Trimmer Posted April 9, 2009 Posted April 9, 2009 I'd like to point out that there's a possibility (no, not sure, of course..) that he's just lying about getting back together with his ex as a way of dumping you. How often on here do we see topics "how do I let him/her down easy???" and one of the answers is always "tell him/her you're getting back with an ex..." He may have even laid (no pun intended) the groundwork for this before sleeping with you by mentioning the existence of the ex. So either he lied to you about his relationship with the ex not being worth it (to get you into bed) or he is lying to you now about getting back together with her (to get rid of you.)
Author Peaceandlove Posted April 9, 2009 Author Posted April 9, 2009 Recordproducer, in hindsight i think you're 100% right Point to note however is that he was the one who asked me about my boyfriend (he wasn't sure whether I was still with him) and I asked about his gf as I wasn't sure either and he assured me that it was long over between them and wasn't really working from the start.

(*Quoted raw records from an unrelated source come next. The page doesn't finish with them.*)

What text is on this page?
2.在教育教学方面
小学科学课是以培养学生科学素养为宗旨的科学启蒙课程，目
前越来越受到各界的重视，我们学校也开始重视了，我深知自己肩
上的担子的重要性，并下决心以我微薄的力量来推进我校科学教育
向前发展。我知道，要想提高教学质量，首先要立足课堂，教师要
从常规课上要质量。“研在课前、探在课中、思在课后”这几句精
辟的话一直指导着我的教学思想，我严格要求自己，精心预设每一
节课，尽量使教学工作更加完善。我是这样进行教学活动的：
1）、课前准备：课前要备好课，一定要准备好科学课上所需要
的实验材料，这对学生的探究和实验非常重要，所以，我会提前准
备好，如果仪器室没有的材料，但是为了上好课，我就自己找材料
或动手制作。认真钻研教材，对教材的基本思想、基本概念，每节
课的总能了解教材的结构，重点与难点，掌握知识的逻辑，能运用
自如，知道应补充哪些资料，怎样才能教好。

I retrospect maybe he was projecting his own thoughts/doubts on me? What really suprised me was him behaviour the next morning- I expected him to get dressed and leave- whereas he asked me out for breakfast and went out of his way holding doors, paying for everything etc. That is why I started seeing him as maybe someone that I would like to spend more time with and not just a one-night stand; and therefore the reason why I was taken aback by his subsequent behaviour Could it be that this guy is just a bit old-school and too polite (nothing polite about not returning calls though!)
loser101 Posted April 9, 2009 Posted April 9, 2009 it just goes to show that when you only know someone for a short time you don't know them at all. yes he is old-school and clearly he has done this before. get rid of his number, don't listen to your friend about trying to 'come up on top'. I really don't think that ever works. besides, what would that prove? you will feel bad about this for a few days but you'll move on quicker than you think
Trialbyfire Posted April 9, 2009 Posted April 9, 2009 DON'T return his text. He hit and ran. Let it drop or you're setting yourself up for either another hit and run, being a side piece since his ex is his primary relationship or an FWB.
RecordProducer Posted April 10, 2009 Posted April 10, 2009 Could it be that this guy is just a bit old-school and too polite (nothing polite about not returning calls though!)I don't know about him, but I can tell you I was all over a guy that I started dating while I was still in love with my husband and I actually went back to my husband. I practically used the guy for that purpose, but mostly he was supposed to be a rebound guy. I used to call him when I felt like it and avoid his messages when I didn't care. Well, our reconciliation worked for a week or so. Six weeks later, I moved out and never saw this guy again. We talked a couple times on the phone, but I got the impression that he was offended that he ate so much crap from me cuz I was still in love with hubby. I still am, so now I am not dating anyone. This is just me, and it doesn't necessarily apply to other people. Starting a new relationship always potentially brings pain. We can't expect from everyone to be perfectly fair, and when we jump into somebody's bed, this is what we get most of the time. Live to learn. Learn to live.